High Court hears deaf defendant's claims of inadequate defense
A case before the Wisconsin Supreme Court could test the limits of the constitutional right to be represented by a competent lawyer. The court heard oral arguments this week in a case where a legally deaf defendant is demanding he be granted the ...
A case before the Wisconsin Supreme Court could test the limits of the constitutional right to be represented by a competent lawyer.
The court heard oral arguments this week in a case where a legally deaf defendant is demanding he be granted the right to replace his lawyer. 40-year-old Dwight Jones says he can't communicate well enough with his current court appointed lawyer to present an adequate defense.

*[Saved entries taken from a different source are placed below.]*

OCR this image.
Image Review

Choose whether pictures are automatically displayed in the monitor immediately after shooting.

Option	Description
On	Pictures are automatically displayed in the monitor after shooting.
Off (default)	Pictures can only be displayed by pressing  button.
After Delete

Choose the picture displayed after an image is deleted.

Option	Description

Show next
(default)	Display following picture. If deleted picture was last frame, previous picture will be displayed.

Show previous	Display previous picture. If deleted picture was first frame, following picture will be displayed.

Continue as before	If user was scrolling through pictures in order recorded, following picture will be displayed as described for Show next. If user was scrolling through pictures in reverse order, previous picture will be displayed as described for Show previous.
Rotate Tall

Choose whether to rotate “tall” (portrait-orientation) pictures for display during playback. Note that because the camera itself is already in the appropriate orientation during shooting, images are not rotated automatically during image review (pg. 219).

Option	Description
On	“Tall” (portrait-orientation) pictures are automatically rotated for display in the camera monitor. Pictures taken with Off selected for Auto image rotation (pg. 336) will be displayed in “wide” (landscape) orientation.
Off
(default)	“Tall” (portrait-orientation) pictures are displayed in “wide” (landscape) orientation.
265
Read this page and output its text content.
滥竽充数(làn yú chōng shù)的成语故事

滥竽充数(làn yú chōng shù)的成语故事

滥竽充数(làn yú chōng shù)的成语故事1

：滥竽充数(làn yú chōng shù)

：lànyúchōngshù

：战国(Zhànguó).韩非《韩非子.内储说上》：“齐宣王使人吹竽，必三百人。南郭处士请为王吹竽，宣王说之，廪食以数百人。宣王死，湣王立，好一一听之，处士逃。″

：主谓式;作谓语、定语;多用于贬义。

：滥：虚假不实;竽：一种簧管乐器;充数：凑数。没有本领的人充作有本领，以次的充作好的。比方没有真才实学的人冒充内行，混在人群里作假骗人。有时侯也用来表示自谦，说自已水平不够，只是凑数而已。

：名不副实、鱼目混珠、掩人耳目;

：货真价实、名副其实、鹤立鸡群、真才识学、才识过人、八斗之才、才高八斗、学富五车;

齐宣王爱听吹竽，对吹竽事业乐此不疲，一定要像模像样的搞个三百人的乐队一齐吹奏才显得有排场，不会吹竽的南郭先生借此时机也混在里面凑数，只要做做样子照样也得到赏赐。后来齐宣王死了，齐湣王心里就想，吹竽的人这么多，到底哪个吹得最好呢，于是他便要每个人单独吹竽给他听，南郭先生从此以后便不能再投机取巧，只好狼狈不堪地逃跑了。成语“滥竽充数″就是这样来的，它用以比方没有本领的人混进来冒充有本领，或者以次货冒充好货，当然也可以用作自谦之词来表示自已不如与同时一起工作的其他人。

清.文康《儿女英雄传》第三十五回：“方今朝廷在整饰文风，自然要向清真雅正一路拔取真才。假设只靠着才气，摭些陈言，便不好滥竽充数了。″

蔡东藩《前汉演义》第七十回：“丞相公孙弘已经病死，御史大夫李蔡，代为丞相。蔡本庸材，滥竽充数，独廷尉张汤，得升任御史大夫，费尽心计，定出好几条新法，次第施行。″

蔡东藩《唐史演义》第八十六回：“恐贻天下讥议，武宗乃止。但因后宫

Jones is currently serving time on drug dealing charges but he's appealing a different case in which he was convicted of car theft. His attorney says he informed the court well before the trial that he wanted new representation, but the judge in the case ruled it was too late to appoint a new one.
During the oral arguments broadcast live on the Wisconsin Eye Network, Justice Anne Walsh Bradley asked Assistant Attorney General Eileen Pray -- the state prosecutor in the case -- if the right to an attorney has a price tag on it. She said it's bothersome to her that if one is rich enough, one can choose their attorney. But if one is poor, they're indigent and lack the constitutional right.
"Does that bother you?" Justice Bradley asked Pray.
Pray replied that the right to an attorney is a qualified one, and the qualifications are that one has enough money to choose the person they want to, and not creating delays or conflicts of interest in the process.
"A person has a right to spend their money in the way they see fit," added Pray.
The prosecution claims that in this case the only reason Jones wanted a new attorney was because he couldn't convince his first one that he was innocent.